Various Air Forces have adopted a combination of methods for DT for AS (Table 2). These include two vital components: firstly, psychotherapy to alleviate the patient’s anxieties about flying and his future career; and secondly an adaptation schedule involving graded exposure to cross-coupled angular accelerations produced by passive head movements aboard a rotating platform [1, 4, 7, 11-15, 22- 24]. It must be added that in the absence of any latest reported protocols of ASDT, this study depended on relatively older literature available, assuming that the basics of DT have not changed much. However, readers may use their discretion while evaluating the outcome reported in various studies as per the reported protocol (Table 2).
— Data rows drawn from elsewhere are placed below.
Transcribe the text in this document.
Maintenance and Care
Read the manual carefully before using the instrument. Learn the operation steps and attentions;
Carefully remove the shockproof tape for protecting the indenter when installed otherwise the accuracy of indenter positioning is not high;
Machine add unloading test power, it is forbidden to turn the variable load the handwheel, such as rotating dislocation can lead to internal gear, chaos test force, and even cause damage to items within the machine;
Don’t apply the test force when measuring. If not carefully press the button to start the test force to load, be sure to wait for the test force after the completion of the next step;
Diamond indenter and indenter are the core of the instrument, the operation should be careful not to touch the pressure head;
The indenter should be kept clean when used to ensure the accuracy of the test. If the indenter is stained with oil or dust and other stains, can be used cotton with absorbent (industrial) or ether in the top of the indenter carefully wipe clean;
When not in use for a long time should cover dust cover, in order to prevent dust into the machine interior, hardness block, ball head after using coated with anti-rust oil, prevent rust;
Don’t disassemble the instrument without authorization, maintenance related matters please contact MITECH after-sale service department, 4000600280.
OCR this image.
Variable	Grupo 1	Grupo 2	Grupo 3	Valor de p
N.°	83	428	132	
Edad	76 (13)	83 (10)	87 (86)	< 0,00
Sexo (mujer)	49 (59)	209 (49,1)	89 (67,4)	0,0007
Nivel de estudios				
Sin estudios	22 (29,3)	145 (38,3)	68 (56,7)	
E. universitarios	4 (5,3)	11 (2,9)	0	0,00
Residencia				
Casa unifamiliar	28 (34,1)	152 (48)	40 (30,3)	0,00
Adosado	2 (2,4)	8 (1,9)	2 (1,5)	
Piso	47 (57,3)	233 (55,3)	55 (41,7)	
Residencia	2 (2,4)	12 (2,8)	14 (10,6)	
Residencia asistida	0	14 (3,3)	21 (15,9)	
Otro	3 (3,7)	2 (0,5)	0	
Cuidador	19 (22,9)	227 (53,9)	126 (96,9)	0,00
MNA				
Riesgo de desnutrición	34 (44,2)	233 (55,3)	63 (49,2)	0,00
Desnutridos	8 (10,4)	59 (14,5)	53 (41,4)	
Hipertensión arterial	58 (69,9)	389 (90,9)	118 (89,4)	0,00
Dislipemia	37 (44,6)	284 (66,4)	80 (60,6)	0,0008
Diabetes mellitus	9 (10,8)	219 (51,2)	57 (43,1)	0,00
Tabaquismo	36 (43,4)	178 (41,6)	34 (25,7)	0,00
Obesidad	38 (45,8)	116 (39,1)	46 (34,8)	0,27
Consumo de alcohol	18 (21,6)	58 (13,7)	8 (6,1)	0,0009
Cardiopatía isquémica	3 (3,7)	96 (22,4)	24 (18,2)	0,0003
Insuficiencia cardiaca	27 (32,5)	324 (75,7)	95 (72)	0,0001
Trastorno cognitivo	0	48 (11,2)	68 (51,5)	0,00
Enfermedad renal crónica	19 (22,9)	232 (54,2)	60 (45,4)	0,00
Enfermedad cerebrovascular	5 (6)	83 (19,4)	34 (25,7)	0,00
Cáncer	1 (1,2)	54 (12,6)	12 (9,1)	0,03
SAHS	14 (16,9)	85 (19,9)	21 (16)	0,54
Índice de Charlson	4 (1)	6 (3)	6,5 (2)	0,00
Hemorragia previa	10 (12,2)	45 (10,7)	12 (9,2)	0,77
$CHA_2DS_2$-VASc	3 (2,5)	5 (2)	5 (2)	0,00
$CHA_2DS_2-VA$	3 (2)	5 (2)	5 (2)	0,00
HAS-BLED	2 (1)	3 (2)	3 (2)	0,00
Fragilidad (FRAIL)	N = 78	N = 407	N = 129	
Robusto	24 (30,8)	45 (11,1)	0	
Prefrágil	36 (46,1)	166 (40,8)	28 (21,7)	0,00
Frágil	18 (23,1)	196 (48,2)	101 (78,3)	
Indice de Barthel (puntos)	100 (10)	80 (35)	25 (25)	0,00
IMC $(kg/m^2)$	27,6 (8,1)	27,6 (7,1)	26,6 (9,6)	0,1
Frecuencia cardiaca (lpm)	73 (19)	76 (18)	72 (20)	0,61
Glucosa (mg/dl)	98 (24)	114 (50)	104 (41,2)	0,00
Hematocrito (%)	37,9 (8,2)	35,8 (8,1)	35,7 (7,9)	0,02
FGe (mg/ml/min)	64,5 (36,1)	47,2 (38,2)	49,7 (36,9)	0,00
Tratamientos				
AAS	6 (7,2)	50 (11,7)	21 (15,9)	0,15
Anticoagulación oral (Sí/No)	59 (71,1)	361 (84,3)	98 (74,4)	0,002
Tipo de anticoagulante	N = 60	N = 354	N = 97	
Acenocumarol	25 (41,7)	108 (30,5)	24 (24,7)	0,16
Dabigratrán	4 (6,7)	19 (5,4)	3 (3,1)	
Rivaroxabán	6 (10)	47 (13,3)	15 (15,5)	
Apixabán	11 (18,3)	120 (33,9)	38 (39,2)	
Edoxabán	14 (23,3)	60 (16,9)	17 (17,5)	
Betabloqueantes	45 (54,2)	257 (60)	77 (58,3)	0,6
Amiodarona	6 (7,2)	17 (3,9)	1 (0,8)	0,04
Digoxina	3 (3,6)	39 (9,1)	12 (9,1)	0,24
Table 2: Comparison of methods of desensitisation therapy among various Air Forces
Ground based desensitisation In flight desensitisation
RAF (14) Cross- coupled coriolis stimulation on rotation chair two sessions for 3 weeks after initial assessment at IAM Farnborough Initial & advanced phases of flying schedule of 10-15 hrs in Hunter T-7 with medical pilot who is a QFI
USAF (4) Employs biofeedback & relaxation therapy with cross-coupled coriolis stimulation, 2 session per day for 20 sessions Five reorientation flights
CF (15) Deep muscle relaxation training for two days, cross-coupled coriolis stimulation on rotation chair, two sessions per day till 15- 30 sessions. Six flights in CT-114 tutor jet trainer by pilot flight surgeon
IAF Physical exercise therapy, yogic exercises & cross-coupled coriolis stimulation on rotation chair for 7 days Two sorties without any provocative manoeuvres in HPT – 32 by QFI

Legend : RAF : Royal Air Force USAF : United States Air Force CF : Canadian Forces IAF : Indian Air Force

The overall success rate of 79.13% amongst IAF trainees is better than most of the reported rates and is comparable to that of Royal Air Force [4, 14, 15]. Interestingly, in IAF DT employed shorter duration, inexpensive, easy-to-perform physical exercises and had minimal exposure to in-flight desensitisation. The emphasis was on the individual’s motivation and willin to practice yogic exercise and PET, after perfecting the technique under supervision. There has been no study on motivation in airsick trainees and hence it is not possible to comment on this aspect. However, the authors observed that the trainees continued with their therapy despite repeated episodes of vomiting during DT; and they also showed a positive outlook to return to their flying training. It is recommended that this aspect be studied in future.

Conclusion

DT has proven its usefulness amongst trainee pilots over the past two decades. The encouraging results of this study suggest that DT at AMTC is safe, useful, easy to practice and cost-effective. The benefits accrued from applying yogic concepts require scientific validity. Also, factors like personality and motivation levels in successful rehabilitation of a significant numbers of trainees need to be evaluated.